Ulele taps a wellspring of beer and food in a historic location

Ulele Spring Brewery

On the banks of the Hillsborough River, across from Blake High School, and near yet far from the bustle of I-275 is the City of Tampa’s new multimillion dollar Water Works Park.

Water Works park partnered with the City of Tampa and the Columbia Restaurant Group to bring a restaurant to the city’s old pumping station, breathing new life into one of the city’s oldest springs. While the concept of a restaurant has been tried and refined by the Columbia Group, this time the addition of a craft brewery to the restaurant has added a new flair and a new challenge to Ulele’s hospitality.

The Columbia Restaurant Group and the Gonzmart family did not take the addition of a brewery lightly. Richard Gonzmart has family ties to the old Florida Brewing Company of Ybor City. After all, the Columbia Cafe (that predates the restaurant) was a tasting room for Ybor City’s original brewery dating back to the 1890s. Gonzmart knew that the beers Ulele produced would have to pair well with the food and invite beer enthusiasts both emerging and seasoned to give them a try. Gonzmart hired brewmaster Tim Shackton, an alumnus of the Hops chain and a seasoned Florida brewer to accomplish this heady mission.

Once he was onboard, Shackton hit the ground brewing with his shiny new JV Northwestern fifteen-barrel brewhouse. Currently, Shackton stocks Ulele’s bar with three beers that will likely become part of the core lineup. Managing partner Keith Sedita says Ulele will carry six taps of beer, likely five standards and one rotating tap. Once Shackton gets his legs under him with the pub in full swing, the only limit to the beers he can brew is the limit of his own imagination.
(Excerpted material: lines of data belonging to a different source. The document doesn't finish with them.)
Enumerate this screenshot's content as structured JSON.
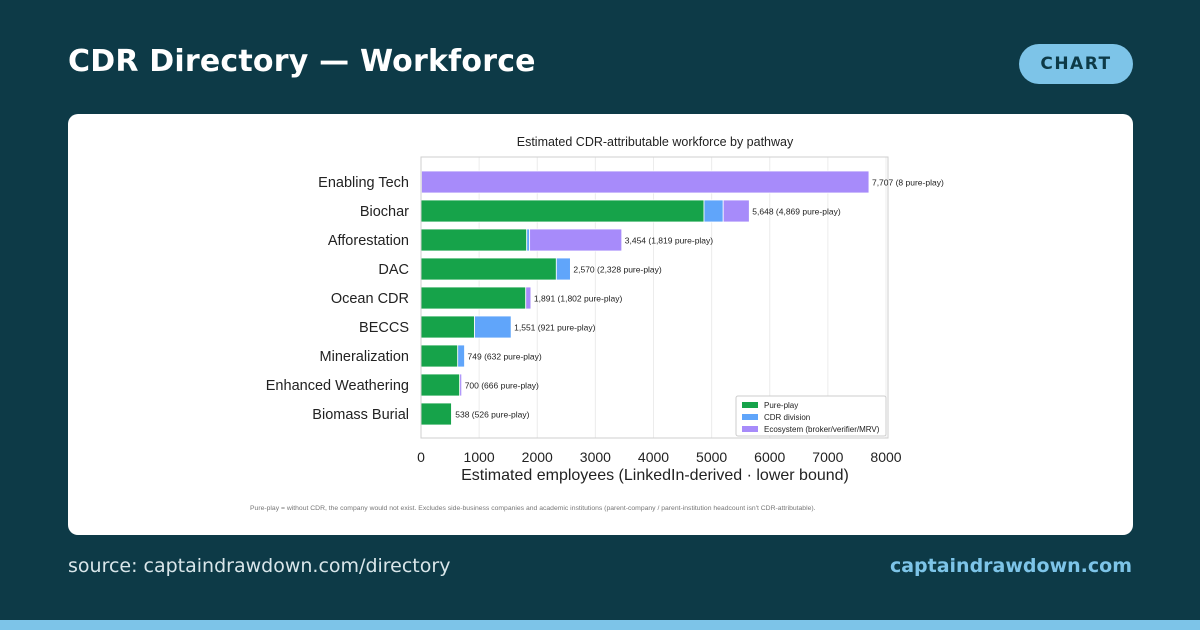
{
  "header": {
    "title": "CDR Directory — Workforce",
    "badge": "CHART"
  },
  "footer": {
    "source": "source: captaindrawdown.com/directory",
    "site": "captaindrawdown.com"
  },
  "colors": {
    "background": "#0d3a47",
    "accent": "#7dc4e8",
    "pure_play": "#16a34a",
    "cdr_division": "#60a5fa",
    "ecosystem": "#a78bfa"
  },
  "chart_data": {
    "type": "bar",
    "orientation": "horizontal",
    "stacked": true,
    "title": "Estimated CDR-attributable workforce by pathway",
    "xlabel": "Estimated employees (LinkedIn-derived · lower bound)",
    "ylabel": "",
    "xlim": [
      0,
      8000
    ],
    "xticks": [
      0,
      1000,
      2000,
      3000,
      4000,
      5000,
      6000,
      7000,
      8000
    ],
    "grid": "vertical",
    "legend_position": "bottom-right",
    "categories": [
      "Enabling Tech",
      "Biochar",
      "Afforestation",
      "DAC",
      "Ocean CDR",
      "BECCS",
      "Mineralization",
      "Enhanced Weathering",
      "Biomass Burial"
    ],
    "series": [
      {
        "name": "Pure-play",
        "color": "#16a34a",
        "values": [
          8,
          4869,
          1819,
          2328,
          1802,
          921,
          632,
          666,
          526
        ]
      },
      {
        "name": "CDR division",
        "color": "#60a5fa",
        "values": [
          0,
          330,
          50,
          242,
          0,
          630,
          117,
          0,
          0
        ]
      },
      {
        "name": "Ecosystem (broker/verifier/MRV)",
        "color": "#a78bfa",
        "values": [
          7699,
          449,
          1585,
          0,
          89,
          0,
          0,
          34,
          12
        ]
      }
    ],
    "data_labels": [
      "7,707  (8 pure-play)",
      "5,648  (4,869 pure-play)",
      "3,454  (1,819 pure-play)",
      "2,570  (2,328 pure-play)",
      "1,891  (1,802 pure-play)",
      "1,551  (921 pure-play)",
      "749  (632 pure-play)",
      "700  (666 pure-play)",
      "538  (526 pure-play)"
    ],
    "footnote": "Pure-play = without CDR, the company would not exist.  Excludes side-business companies and academic institutions (parent-company / parent-institution headcount isn't CDR-attributable)."
  }
}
As Shackton develops Ulele’s beers based on the tastes of patrons, he has made big plans for the brew house at Ulele. Those plans? Shackton is not extremely forthcoming, but he has hinted at some of the tools in his proverbial garage: “a Patron tequila barrel and a Knob Creek Distilling barrel” among other surprises await Ulele patrons at some point in time. Shackton has not filled these barrels yet, but teases the imagination of what beer could possibly take up residence inside these oaken havens. Once in barrels, Shackton would lay these barrels down inside the cooler and let nature and the barrels make their magic. The only thing that Shackton’s plans do not include is serving beer by the pitcher. “I want my beer to be cold when people enjoy it,” Tim says, and that means not serving the beer in a vessel that will allow it to warm up past prime temperatures.

Once out of the brewhouse, Shackton’s beers have an Florida-centric menu of partner foods to dance with. Working closely with chef Eric Lackey, Shackton has designed his beers for Ulele’s menu, and that menu is an eclectic one. Gonzmart drew inspiration from some of the boldest flavors in Florida’s well. Ulele’s copious oyster choices, Fresh From Florida Strickland Ranch steaks, and chef-inspired ice cream menu will allow Shackton a plethora of pairing choices.

Ulele is about more than the typical hackneyed “Farm to Table” concept, they are about sustainability. Sustainability is using 70% less water to wash dishes. The building is refurbished from 1903. The “s” word means sending spent brewery grains from Ulele’s brewery to Strickland Ranch to feed the cows, so that what is taken from the restaurant can be brought back to the menu.

Ulele is many things, but to sum it up as simply a brewpub would be insufficient. Ulele is an experience. The pub wants to be embraced as a family environment: not just beer or a meal, but a place to go to be with sounds of children, friends, and bikes. Whether enjoying a snack or savoring a meal, with the river a short distance away, the Florida sunset casting rays and shadows, and a menu that pairs beer and food like old friends, Ulele is redefining what Tim calls ‘the biergarten experience.’ And that is the idea.

Ulele’s currently available core beers:

Ulele Light: Ulele Light pours a light straw yellow with a white head. A light-bodied, versatile food pairing beer with some malty and grainy characteristics with some yeasty character in the background. This ‘light’ will go well with Ulele’s shellfish and salad courses.

Water Works Pale: A Pale lager, Water Works Pale starts off with some malt character then goes into some tropical fruit and citrus then works its way back around to a balanced yeastiness, finishing clean with a hint of citrus. This larger-than-light pale will go well with Ulele’s calamari, grouper, and crab mac & cheese.

Rusty’s Red: Rusty’s red pours its characteristic red color with an off-white head. The beer starts off with some caramel and toast in the aroma followed by the same and some mild bitterness and citrus character in the flavor. This one looks to go great with anything on the sides menu as well as the meatloaf.